In the last three years giant multi-storey motorhomes have become all the rage. BAR started the trend with a giant two-storey edifice (and it can be called that) that blossomed from a single pantechnican into a two-storey headquarters-cum-restaurant with balcony that dated everything else in the paddock overnight. At the time it was state of the art.

Now Renault has its own version, but the place at the top of the pile has unquestionably been taken by McLaren. They are cagey about the cost but team boss Ron Dennis admitted it amounts to roughly as much as replacing the three motorhomes they were using last year.

It is a matt silver masterpiece of engineering. Transported on at least three trucks, it has laser levelling and takes something like fifteen hours over two days to construct. As well as a central entertaining area and several upstairs private offices, it has two side dining rooms, several meeting areas, a collection of well stocked kitchens and wall-to-wall flat-screen TV. There are even two outdoor balcony areas. With good reason they call it a 'communications centre' rather than just a motorhome.

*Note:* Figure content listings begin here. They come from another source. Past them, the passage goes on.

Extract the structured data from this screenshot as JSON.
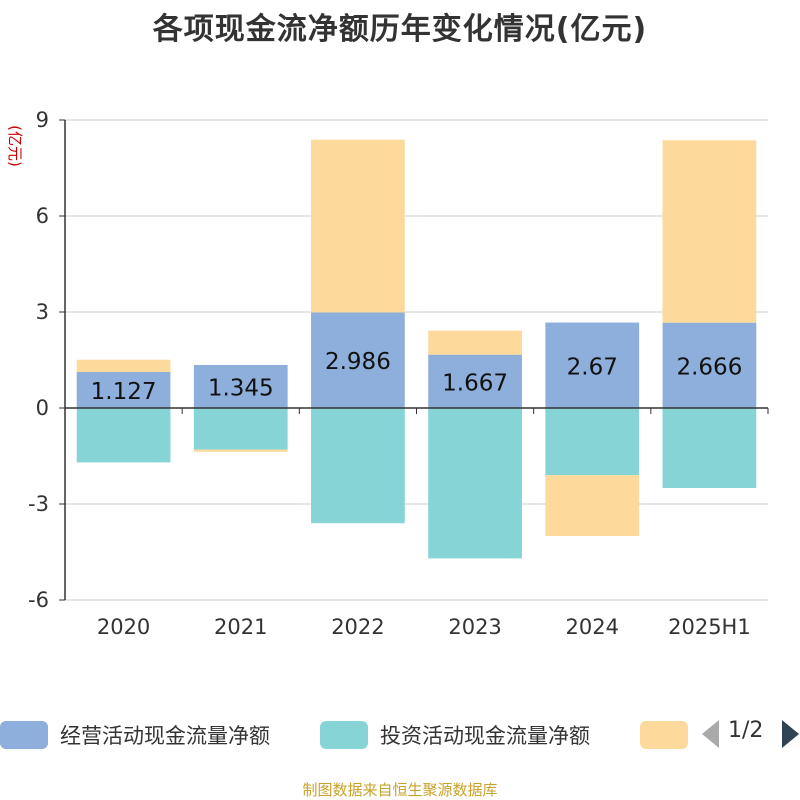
{
  "chart_data": {
    "type": "bar",
    "stacked": true,
    "title": "各项现金流净额历年变化情况(亿元)",
    "ylabel": "(亿元)",
    "categories": [
      "2020",
      "2021",
      "2022",
      "2023",
      "2024",
      "2025H1"
    ],
    "ylim": [
      -6,
      9
    ],
    "yticks": [
      -6,
      -3,
      0,
      3,
      6,
      9
    ],
    "grid": true,
    "series": [
      {
        "name": "经营活动现金流量净额",
        "color": "#8eaedb",
        "values": [
          1.127,
          1.345,
          2.986,
          1.667,
          2.67,
          2.666
        ],
        "data_labels": [
          "1.127",
          "1.345",
          "2.986",
          "1.667",
          "2.67",
          "2.666"
        ]
      },
      {
        "name": "投资活动现金流量净额",
        "color": "#86d4d6",
        "values": [
          -1.7,
          -1.3,
          -3.6,
          -4.7,
          -2.1,
          -2.5
        ]
      },
      {
        "name": "",
        "color": "#fdd99b",
        "values": [
          0.38,
          -0.07,
          5.4,
          0.75,
          -1.9,
          5.7
        ]
      }
    ]
  },
  "legend": {
    "items": [
      "经营活动现金流量净额",
      "投资活动现金流量净额",
      ""
    ],
    "colors": [
      "#8eaedb",
      "#86d4d6",
      "#fdd99b"
    ],
    "page_indicator": "1/2"
  },
  "source_text": "制图数据来自恒生聚源数据库"
}
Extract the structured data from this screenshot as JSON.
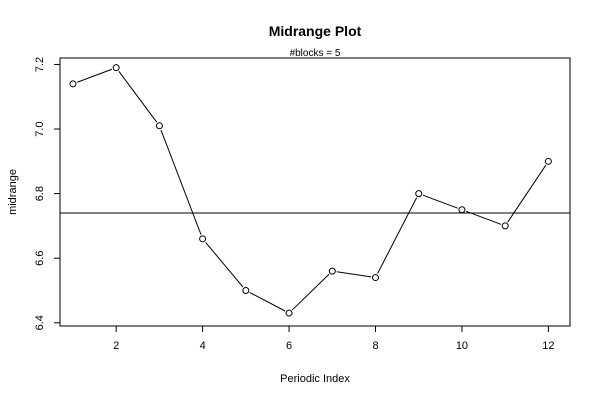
{
  "chart_data": {
    "type": "line",
    "title": "Midrange Plot",
    "subtitle": "#blocks =  5",
    "xlabel": "Periodic Index",
    "ylabel": "midrange",
    "xlim": [
      0.7,
      12.5
    ],
    "ylim": [
      6.39,
      7.22
    ],
    "x_ticks": [
      2,
      4,
      6,
      8,
      10,
      12
    ],
    "y_ticks": [
      6.4,
      6.6,
      6.8,
      7.0,
      7.2
    ],
    "y_tick_labels": [
      "6.4",
      "6.6",
      "6.8",
      "7.0",
      "7.2"
    ],
    "x": [
      1,
      2,
      3,
      4,
      5,
      6,
      7,
      8,
      9,
      10,
      11,
      12
    ],
    "y": [
      7.14,
      7.19,
      7.01,
      6.66,
      6.5,
      6.43,
      6.56,
      6.54,
      6.8,
      6.75,
      6.7,
      6.9
    ],
    "reference_line": 6.74,
    "grid": false,
    "marker": "open-circle",
    "line_color": "#000000"
  }
}
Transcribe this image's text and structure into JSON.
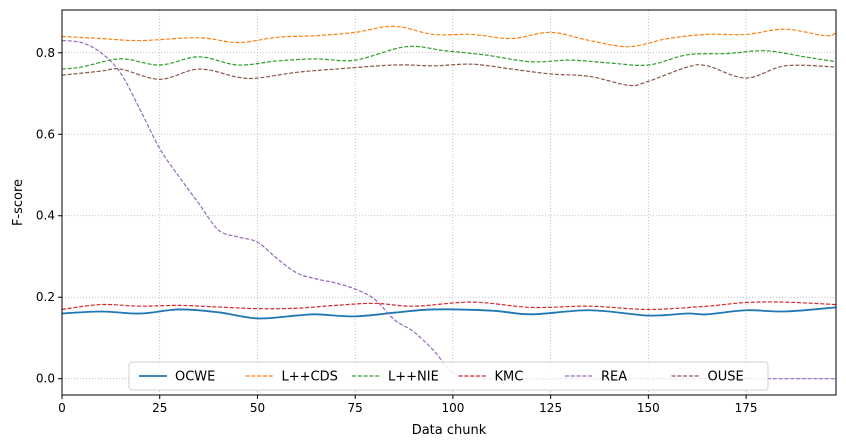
{
  "chart_data": {
    "type": "line",
    "xlabel": "Data chunk",
    "ylabel": "F-score",
    "xlim": [
      0,
      198
    ],
    "ylim": [
      -0.04,
      0.905
    ],
    "xticks": [
      0,
      25,
      50,
      75,
      100,
      125,
      150,
      175
    ],
    "yticks": [
      0.0,
      0.2,
      0.4,
      0.6,
      0.8
    ],
    "ytick_labels": [
      "0.0",
      "0.2",
      "0.4",
      "0.6",
      "0.8"
    ],
    "grid": true,
    "legend_position": "bottom-center",
    "series": [
      {
        "name": "OCWE",
        "color": "#1f77b4",
        "style": "solid",
        "points": [
          [
            0,
            0.16
          ],
          [
            10,
            0.165
          ],
          [
            20,
            0.16
          ],
          [
            30,
            0.17
          ],
          [
            40,
            0.163
          ],
          [
            50,
            0.148
          ],
          [
            60,
            0.155
          ],
          [
            65,
            0.158
          ],
          [
            75,
            0.153
          ],
          [
            85,
            0.162
          ],
          [
            95,
            0.17
          ],
          [
            110,
            0.167
          ],
          [
            120,
            0.158
          ],
          [
            135,
            0.168
          ],
          [
            150,
            0.155
          ],
          [
            160,
            0.16
          ],
          [
            165,
            0.158
          ],
          [
            175,
            0.168
          ],
          [
            185,
            0.165
          ],
          [
            198,
            0.175
          ]
        ]
      },
      {
        "name": "L++CDS",
        "color": "#ff7f0e",
        "style": "dashed",
        "points": [
          [
            0,
            0.84
          ],
          [
            10,
            0.835
          ],
          [
            20,
            0.83
          ],
          [
            35,
            0.837
          ],
          [
            45,
            0.825
          ],
          [
            55,
            0.838
          ],
          [
            65,
            0.842
          ],
          [
            75,
            0.85
          ],
          [
            85,
            0.865
          ],
          [
            95,
            0.845
          ],
          [
            105,
            0.845
          ],
          [
            115,
            0.835
          ],
          [
            125,
            0.85
          ],
          [
            135,
            0.83
          ],
          [
            145,
            0.815
          ],
          [
            155,
            0.835
          ],
          [
            165,
            0.845
          ],
          [
            175,
            0.845
          ],
          [
            185,
            0.858
          ],
          [
            195,
            0.842
          ],
          [
            198,
            0.848
          ]
        ]
      },
      {
        "name": "L++NIE",
        "color": "#2ca02c",
        "style": "dashed",
        "points": [
          [
            0,
            0.76
          ],
          [
            5,
            0.765
          ],
          [
            15,
            0.785
          ],
          [
            25,
            0.77
          ],
          [
            35,
            0.79
          ],
          [
            45,
            0.77
          ],
          [
            55,
            0.78
          ],
          [
            65,
            0.785
          ],
          [
            75,
            0.782
          ],
          [
            88,
            0.815
          ],
          [
            98,
            0.805
          ],
          [
            108,
            0.795
          ],
          [
            120,
            0.778
          ],
          [
            130,
            0.782
          ],
          [
            140,
            0.775
          ],
          [
            150,
            0.77
          ],
          [
            160,
            0.795
          ],
          [
            170,
            0.798
          ],
          [
            180,
            0.805
          ],
          [
            190,
            0.79
          ],
          [
            198,
            0.778
          ]
        ]
      },
      {
        "name": "KMC",
        "color": "#d62728",
        "style": "dashed",
        "points": [
          [
            0,
            0.17
          ],
          [
            10,
            0.182
          ],
          [
            20,
            0.178
          ],
          [
            30,
            0.18
          ],
          [
            40,
            0.176
          ],
          [
            50,
            0.172
          ],
          [
            60,
            0.173
          ],
          [
            70,
            0.18
          ],
          [
            80,
            0.185
          ],
          [
            90,
            0.178
          ],
          [
            105,
            0.188
          ],
          [
            120,
            0.175
          ],
          [
            135,
            0.178
          ],
          [
            150,
            0.17
          ],
          [
            165,
            0.178
          ],
          [
            175,
            0.187
          ],
          [
            185,
            0.188
          ],
          [
            198,
            0.182
          ]
        ]
      },
      {
        "name": "REA",
        "color": "#9467bd",
        "style": "dashed",
        "points": [
          [
            0,
            0.83
          ],
          [
            5,
            0.825
          ],
          [
            10,
            0.8
          ],
          [
            15,
            0.75
          ],
          [
            20,
            0.66
          ],
          [
            25,
            0.565
          ],
          [
            30,
            0.495
          ],
          [
            35,
            0.43
          ],
          [
            40,
            0.365
          ],
          [
            45,
            0.348
          ],
          [
            50,
            0.335
          ],
          [
            55,
            0.295
          ],
          [
            60,
            0.26
          ],
          [
            65,
            0.245
          ],
          [
            70,
            0.235
          ],
          [
            75,
            0.22
          ],
          [
            80,
            0.195
          ],
          [
            85,
            0.145
          ],
          [
            90,
            0.115
          ],
          [
            95,
            0.07
          ],
          [
            100,
            0.015
          ],
          [
            105,
            0.005
          ],
          [
            110,
            0.0
          ],
          [
            130,
            0.0
          ],
          [
            150,
            0.0
          ],
          [
            175,
            0.0
          ],
          [
            198,
            0.0
          ]
        ]
      },
      {
        "name": "OUSE",
        "color": "#8c564b",
        "style": "dashed",
        "points": [
          [
            0,
            0.745
          ],
          [
            10,
            0.755
          ],
          [
            15,
            0.76
          ],
          [
            25,
            0.735
          ],
          [
            35,
            0.76
          ],
          [
            45,
            0.74
          ],
          [
            50,
            0.738
          ],
          [
            60,
            0.752
          ],
          [
            70,
            0.76
          ],
          [
            85,
            0.77
          ],
          [
            95,
            0.768
          ],
          [
            105,
            0.772
          ],
          [
            115,
            0.76
          ],
          [
            125,
            0.748
          ],
          [
            135,
            0.742
          ],
          [
            145,
            0.72
          ],
          [
            150,
            0.73
          ],
          [
            160,
            0.765
          ],
          [
            165,
            0.768
          ],
          [
            175,
            0.738
          ],
          [
            185,
            0.768
          ],
          [
            198,
            0.765
          ]
        ]
      }
    ]
  }
}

When you consider that sponsors who invest millions of pounds could be wined and dined in this building, while in another part David Coulthard may be in a technical meeting, team boss Ron Dennis could on the phone in his first floor office and below someone could be preparing breakfast, lunch or dinner, it is easy to justify the expense in such a global sport.

So, when you flick on the television for the next Grand Prix, spare a thought for the hundreds of hours that have gone into making Formula One what it is.